Unfortunately for LTCM and its backers, after three years of success, the world economic situation changed. First came the 1997-98 Asian financial crisis, followed by the 1998 collapse of the Russian ruble and that country’s default on its foreign debt. This generated an enormous flight to safety by global investors, which pushed up the prices of on-the-run bonds. Off-the-run bonds didn’t follow because they were too difficult to buy.
The LTCM operation was large enough that a forced liquidation in a fearful time would have the potential to destabilize even the US government bond market. This worry compelled the Federal Reserve to orchestrate a rescue by a consortium of 14 banks that had been prime brokers to LTCM.

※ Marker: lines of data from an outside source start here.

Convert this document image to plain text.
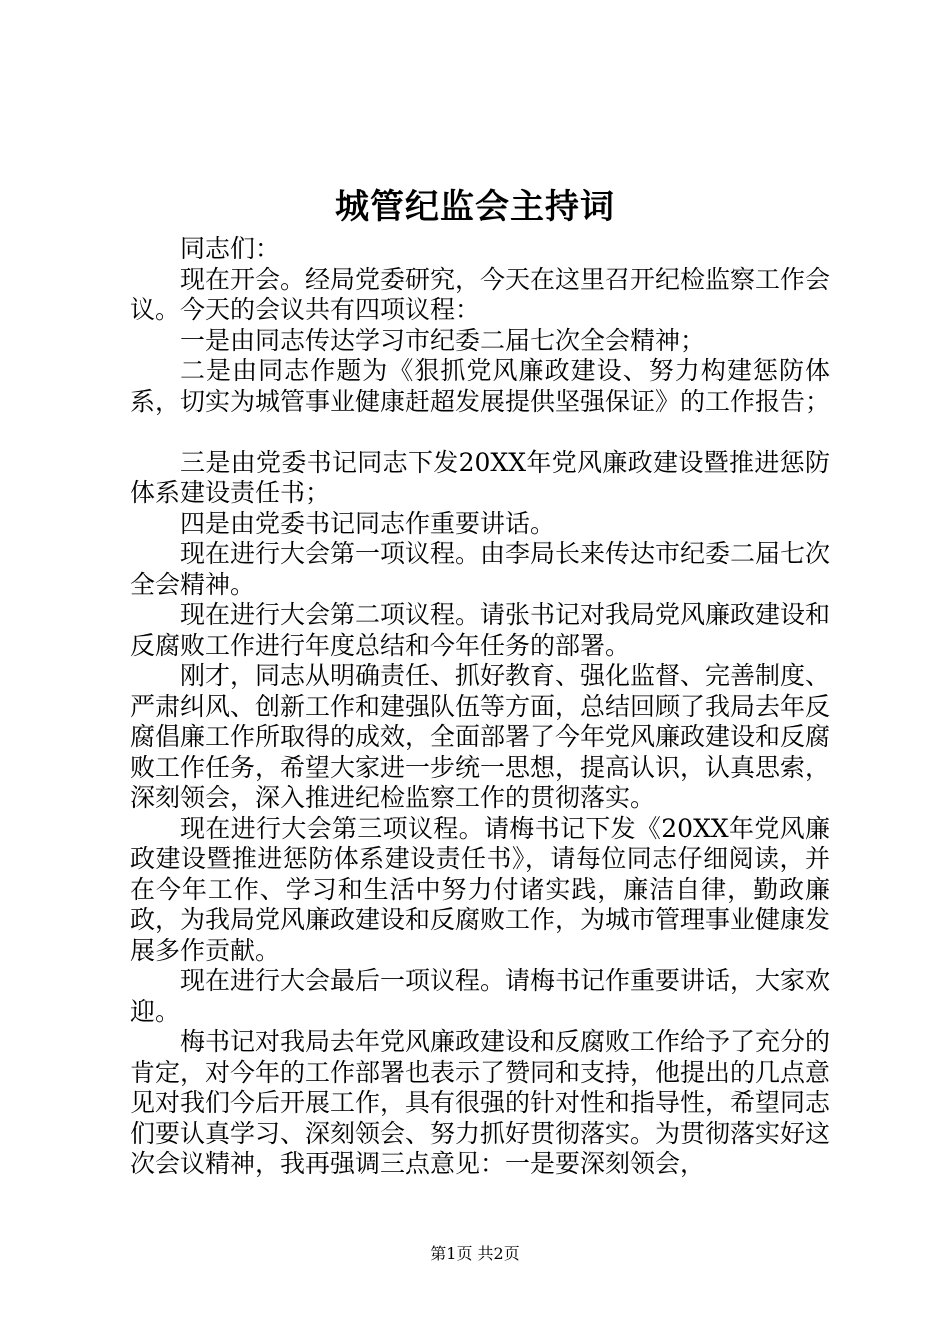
城管纪监会主持词

同志们：

现在开会。经局党委研究，今天在这里召开纪检监察工作会议。今天的会议共有四项议程：

一是由同志传达学习市纪委二届七次全会精神；

二是由同志作题为《狠抓党风廉政建设、努力构建惩防体系，切实为城管事业健康赶超发展提供坚强保证》的工作报告；

三是由党委书记同志下发20XX年党风廉政建设暨推进惩防体系建设责任书；

四是由党委书记同志作重要讲话。

现在进行大会第一项议程。由李局长来传达市纪委二届七次全会精神。

现在进行大会第二项议程。请张书记对我局党风廉政建设和反腐败工作进行年度总结和今年任务的部署。

刚才，同志从明确责任、抓好教育、强化监督、完善制度、严肃纠风、创新工作和建强队伍等方面，总结回顾了我局去年反腐倡廉工作所取得的成效，全面部署了今年党风廉政建设和反腐败工作任务，希望大家进一步统一思想，提高认识，认真思索，深刻领会，深入推进纪检监察工作的贯彻落实。

现在进行大会第三项议程。请梅书记下发《20XX年党风廉政建设暨推进惩防体系建设责任书》，请每位同志仔细阅读，并在今年工作、学习和生活中努力付诸实践，廉洁自律，勤政廉政，为我局党风廉政建设和反腐败工作，为城市管理事业健康发展多作贡献。

现在进行大会最后一项议程。请梅书记作重要讲话，大家欢迎。

梅书记对我局去年党风廉政建设和反腐败工作给予了充分的肯定，对今年的工作部署也表示了赞同和支持，他提出的几点意见对我们今后开展工作，具有很强的针对性和指导性，希望同志们要认真学习、深刻领会、努力抓好贯彻落实。为贯彻落实好这次会议精神，我再强调三点意见：一是要深刻领会，

第1页 共2页
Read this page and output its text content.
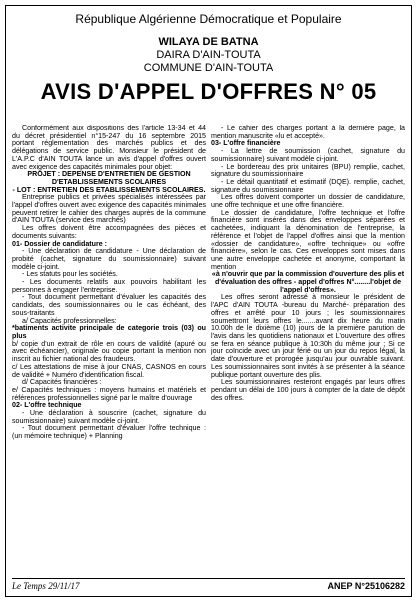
République Algérienne Démocratique et Populaire
WILAYA DE BATNA
DAIRA D'AIN-TOUTA
COMMUNE D'AIN-TOUTA
AVIS D'APPEL D'OFFRES N° 05

Conformément aux dispositions des l'article 13-34 et 44 du décret présidentiel n°15-247 du 16 septembre 2015 portant réglementation des marchés publics et des délégations de service public. Monsieur le président de L'A.P.C d'AIN TOUTA lance un avis d'appel d'offres ouvert avec exigence des capacités minimales pour objet:

PROJET : DEPENSE D'ENTRETIEN DE GESTION D'ETABLISSEMENTS SCOLAIRES

- LOT : ENTRETIEN DES ETABLISSEMENTS SCOLAIRES.

Entreprise publics et privées spécialisés intéressées par l'appel d'offres ouvert avec exigence des capacités minimales peuvent retirer le cahier des charges auprès de la commune d'AIN TOUTA (service des marchés)

Les offres doivent être accompagnées des pièces et documents suivants:

01- Dossier de candidature :

- Une déclaration de candidature - Une déclaration de probité (cachet, signature du soumissionnaire) suivant modèle ci-joint.

- Les statuts pour les sociétés.

- Les documents relatifs aux pouvoirs habilitant les personnes à engager l'entreprise.

- Tout document permettant d'évaluer les capacités des candidats, des soumissionnaires ou le cas échéant, des sous-traitants

a/ Capacités professionnelles:

*batiments activite principale de categorie trois (03) ou plus

b/ copie d'un extrait de rôle en cours de validité (apuré ou avec échéancier), originale ou copie portant la mention non inscrit au fichier national des fraudeurs.

c/ Les attestations de mise à jour CNAS, CASNOS en cours de validité + Numéro d'identification fiscal.

d/ Capacités financières :

e/ Capacités techniques : moyens humains et matériels et références professionnelles signé par le maître d'ouvrage

02- L'offre technique

- Une déclaration à souscrire (cachet, signature du soumissionnaire) suivant modèle ci-joint.

- Tout document permettant d'évaluer l'offre technique : (un mémoire technique) + Planning

- Le cahier des charges portant à la dernière page, la mention manuscrite «lu et accepté».

03- L'offre financière

- La lettre de soumission (cachet, signature du soumissionnaire) suivant modèle ci-joint.

- Le bordereau des prix unitaires (BPU) remplie, cachet, signature du soumissionnaire

- Le détail quantitatif et estimatif (DQE). remplie, cachet, signature du soumissionnaire

Les offres doivent comporter un dossier de candidature, une offre technique et une offre financière.

Le dossier de candidature, l'offre technique et l'offre financière sont insérés dans des enveloppes séparées et cachetées, indiquant la dénomination de l'entreprise, la référence et l'objet de l'appel d'offres ainsi que la mention «dossier de candidature», «offre technique» ou «offre financière», selon le cas. Ces enveloppes sont mises dans une autre enveloppe cachetée et anonyme, comportant la mention

«à n'ouvrir que par la commission d'ouverture des plis et d'évaluation des offres - appel d'offres N°........l'objet de l'appel d'offres».

Les offres seront adressé à monsieur le président de l'APC d'AIN TOUTA -bureau du Marché- préparation des offres et arrêté pour 10 jours ; les soumissionnaires soumettront leurs offres le.......avant dix heure du matin 10.00h de le dixième (10) jours de la première parution de l'avis dans les quotidiens nationaux et L'ouverture des offres se fera en séance publique à 10:30h du même jour ; Si ce jour coïncide avec un jour férié ou un jour du repos légal, la date d'ouverture et prorogée jusqu'au jour ouvrable suivant. Les soumissionnaires sont invités à se présenter à la séance publique portant ouverture des plis.

Les soumissionnaires resteront engagés par leurs offres pendant un délai de 100 jours à compter de la date de dépôt des offres.

Le Temps 29/11/17	ANEP N°25106282
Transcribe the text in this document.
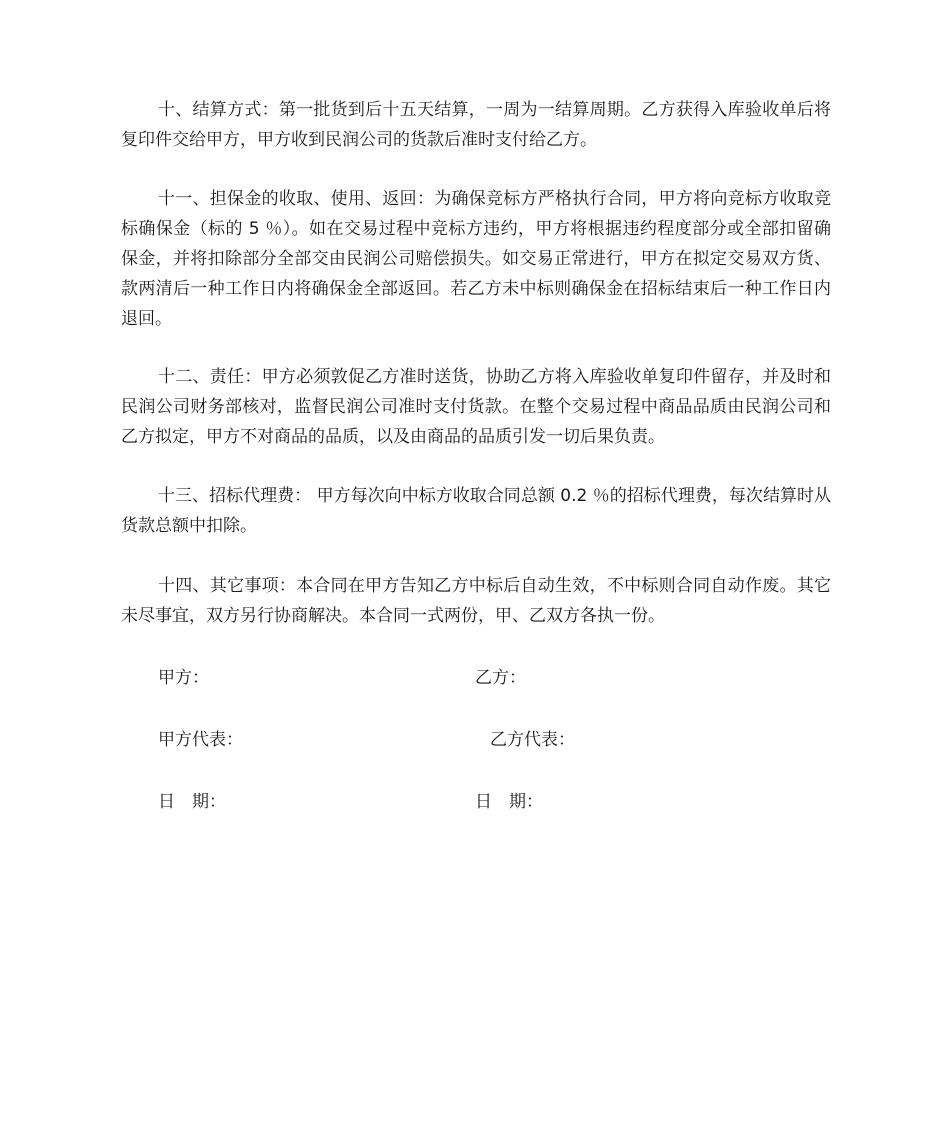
十、结算方式：第一批货到后十五天结算，一周为一结算周期。乙方获得入库验收单后将复印件交给甲方，甲方收到民润公司的货款后准时支付给乙方。

十一、担保金的收取、使用、返回：为确保竞标方严格执行合同，甲方将向竞标方收取竞标确保金（标的 5 ％）。如在交易过程中竞标方违约，甲方将根据违约程度部分或全部扣留确保金，并将扣除部分全部交由民润公司赔偿损失。如交易正常进行，甲方在拟定交易双方货、款两清后一种工作日内将确保金全部返回。若乙方未中标则确保金在招标结束后一种工作日内退回。

十二、责任：甲方必须敦促乙方准时送货，协助乙方将入库验收单复印件留存，并及时和民润公司财务部核对，监督民润公司准时支付货款。在整个交易过程中商品品质由民润公司和乙方拟定，甲方不对商品的品质，以及由商品的品质引发一切后果负责。

十三、招标代理费： 甲方每次向中标方收取合同总额 0.2 ％的招标代理费，每次结算时从货款总额中扣除。

十四、其它事项：本合同在甲方告知乙方中标后自动生效，不中标则合同自动作废。其它未尽事宜，双方另行协商解决。本合同一式两份，甲、乙双方各执一份。

甲方：	乙方：
甲方代表：	乙方代表：
日　期：	日　期：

The similarities between the two cases are that both involved large amounts of money, a lot of financial leverage and ultimate failure. The differences, however, are a lot more important, I think. In the Hwang case, one individual with a sketchy past persuaded a number of banks to lend him a surprisingly large amount of money. When his firm failed, he did damage to his lenders, but it looks as if his holdings were unwound in a matter of weeks.
In the LTCM case, in contrast, the firm was chock full of bond market stars. The strategy was clear and the prime brokers appear to have known about each other, if not about the amounts lent. LTCM’s failure, however, was a much more serious affair. It threatened the stability of the US government bond market. Unwinding took the better part of two years.